Image credit: Joshua A. Davies

Who are you inspired by?

To be honest, I would say it’s the women in my life that I’ve been exposed to, new and old. As I stepped into this role as a relationship coach, I started developing a new community of women who inspired me. There are several people in the same line of work as me, who are also coaches, healers, and the reason why they inspire me is because they really have broken the mold of what it means to be successful. I’m surrounded by women who are truly authentic and doing what they love, and it shows. They inspire me to continue to be that as well. I can’t imagine myself doing anything other than what I’m doing right now. I’m very lucky to have these other women in my life—women of color. Being a woman is oppressive by itself, but being a woman of color comes with a very unique set of challenges. And yet, these women vibe and do whatever they want, and I’m just like, yeah that’s super inspiring, you know? Knowing that we’re building that community and being part of that community is awesome, because there are so many women of color out there who have so much talent and skill and they’re going at it alone, and that can be very isolating. So yeah, my community of women inspires me.


What advice do you have for others thinking about becoming a relationship coach?

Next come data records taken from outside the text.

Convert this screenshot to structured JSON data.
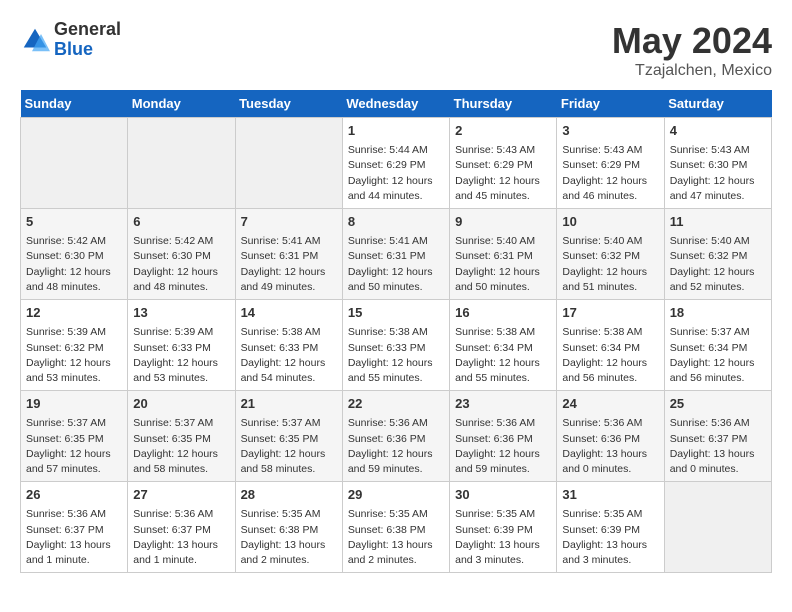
{
  "header": {
    "logo_general": "General",
    "logo_blue": "Blue",
    "month_title": "May 2024",
    "location": "Tzajalchen, Mexico"
  },
  "days_of_week": [
    "Sunday",
    "Monday",
    "Tuesday",
    "Wednesday",
    "Thursday",
    "Friday",
    "Saturday"
  ],
  "weeks": [
    [
      {
        "day": "",
        "info": ""
      },
      {
        "day": "",
        "info": ""
      },
      {
        "day": "",
        "info": ""
      },
      {
        "day": "1",
        "info": "Sunrise: 5:44 AM\nSunset: 6:29 PM\nDaylight: 12 hours\nand 44 minutes."
      },
      {
        "day": "2",
        "info": "Sunrise: 5:43 AM\nSunset: 6:29 PM\nDaylight: 12 hours\nand 45 minutes."
      },
      {
        "day": "3",
        "info": "Sunrise: 5:43 AM\nSunset: 6:29 PM\nDaylight: 12 hours\nand 46 minutes."
      },
      {
        "day": "4",
        "info": "Sunrise: 5:43 AM\nSunset: 6:30 PM\nDaylight: 12 hours\nand 47 minutes."
      }
    ],
    [
      {
        "day": "5",
        "info": "Sunrise: 5:42 AM\nSunset: 6:30 PM\nDaylight: 12 hours\nand 48 minutes."
      },
      {
        "day": "6",
        "info": "Sunrise: 5:42 AM\nSunset: 6:30 PM\nDaylight: 12 hours\nand 48 minutes."
      },
      {
        "day": "7",
        "info": "Sunrise: 5:41 AM\nSunset: 6:31 PM\nDaylight: 12 hours\nand 49 minutes."
      },
      {
        "day": "8",
        "info": "Sunrise: 5:41 AM\nSunset: 6:31 PM\nDaylight: 12 hours\nand 50 minutes."
      },
      {
        "day": "9",
        "info": "Sunrise: 5:40 AM\nSunset: 6:31 PM\nDaylight: 12 hours\nand 50 minutes."
      },
      {
        "day": "10",
        "info": "Sunrise: 5:40 AM\nSunset: 6:32 PM\nDaylight: 12 hours\nand 51 minutes."
      },
      {
        "day": "11",
        "info": "Sunrise: 5:40 AM\nSunset: 6:32 PM\nDaylight: 12 hours\nand 52 minutes."
      }
    ],
    [
      {
        "day": "12",
        "info": "Sunrise: 5:39 AM\nSunset: 6:32 PM\nDaylight: 12 hours\nand 53 minutes."
      },
      {
        "day": "13",
        "info": "Sunrise: 5:39 AM\nSunset: 6:33 PM\nDaylight: 12 hours\nand 53 minutes."
      },
      {
        "day": "14",
        "info": "Sunrise: 5:38 AM\nSunset: 6:33 PM\nDaylight: 12 hours\nand 54 minutes."
      },
      {
        "day": "15",
        "info": "Sunrise: 5:38 AM\nSunset: 6:33 PM\nDaylight: 12 hours\nand 55 minutes."
      },
      {
        "day": "16",
        "info": "Sunrise: 5:38 AM\nSunset: 6:34 PM\nDaylight: 12 hours\nand 55 minutes."
      },
      {
        "day": "17",
        "info": "Sunrise: 5:38 AM\nSunset: 6:34 PM\nDaylight: 12 hours\nand 56 minutes."
      },
      {
        "day": "18",
        "info": "Sunrise: 5:37 AM\nSunset: 6:34 PM\nDaylight: 12 hours\nand 56 minutes."
      }
    ],
    [
      {
        "day": "19",
        "info": "Sunrise: 5:37 AM\nSunset: 6:35 PM\nDaylight: 12 hours\nand 57 minutes."
      },
      {
        "day": "20",
        "info": "Sunrise: 5:37 AM\nSunset: 6:35 PM\nDaylight: 12 hours\nand 58 minutes."
      },
      {
        "day": "21",
        "info": "Sunrise: 5:37 AM\nSunset: 6:35 PM\nDaylight: 12 hours\nand 58 minutes."
      },
      {
        "day": "22",
        "info": "Sunrise: 5:36 AM\nSunset: 6:36 PM\nDaylight: 12 hours\nand 59 minutes."
      },
      {
        "day": "23",
        "info": "Sunrise: 5:36 AM\nSunset: 6:36 PM\nDaylight: 12 hours\nand 59 minutes."
      },
      {
        "day": "24",
        "info": "Sunrise: 5:36 AM\nSunset: 6:36 PM\nDaylight: 13 hours\nand 0 minutes."
      },
      {
        "day": "25",
        "info": "Sunrise: 5:36 AM\nSunset: 6:37 PM\nDaylight: 13 hours\nand 0 minutes."
      }
    ],
    [
      {
        "day": "26",
        "info": "Sunrise: 5:36 AM\nSunset: 6:37 PM\nDaylight: 13 hours\nand 1 minute."
      },
      {
        "day": "27",
        "info": "Sunrise: 5:36 AM\nSunset: 6:37 PM\nDaylight: 13 hours\nand 1 minute."
      },
      {
        "day": "28",
        "info": "Sunrise: 5:35 AM\nSunset: 6:38 PM\nDaylight: 13 hours\nand 2 minutes."
      },
      {
        "day": "29",
        "info": "Sunrise: 5:35 AM\nSunset: 6:38 PM\nDaylight: 13 hours\nand 2 minutes."
      },
      {
        "day": "30",
        "info": "Sunrise: 5:35 AM\nSunset: 6:39 PM\nDaylight: 13 hours\nand 3 minutes."
      },
      {
        "day": "31",
        "info": "Sunrise: 5:35 AM\nSunset: 6:39 PM\nDaylight: 13 hours\nand 3 minutes."
      },
      {
        "day": "",
        "info": ""
      }
    ]
  ]
}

First and foremost, you need to have a pretty strong relationship with yourself. I say strong, and not good. You don’t need to have the best. When I say strong, I mean: “Are you someone who is practicing good self-care and self-awareness, committing to yourself every day?” In my opinion, that’s essentially what a good relationship coach is—somebody who doesn’t necessarily know a lot of knowledge, like skills or techniques, but is practicing a great relationship with themselves. That’s the core of what it means to have a great relationship with somebody else. If you’ve got that, then you’re good to go. Also, another piece of advice is it’s very important to practice presence and full acceptance with your clients. You will come across people who will want very different things from you, who have different preferences in the type of partner that they want. It can be challenging to see a person pursue an ex you don’t think is good for them, but all you can do is practice that presence and allow them to find the best healing option for them moment to moment. You can only just be a sounding board for them.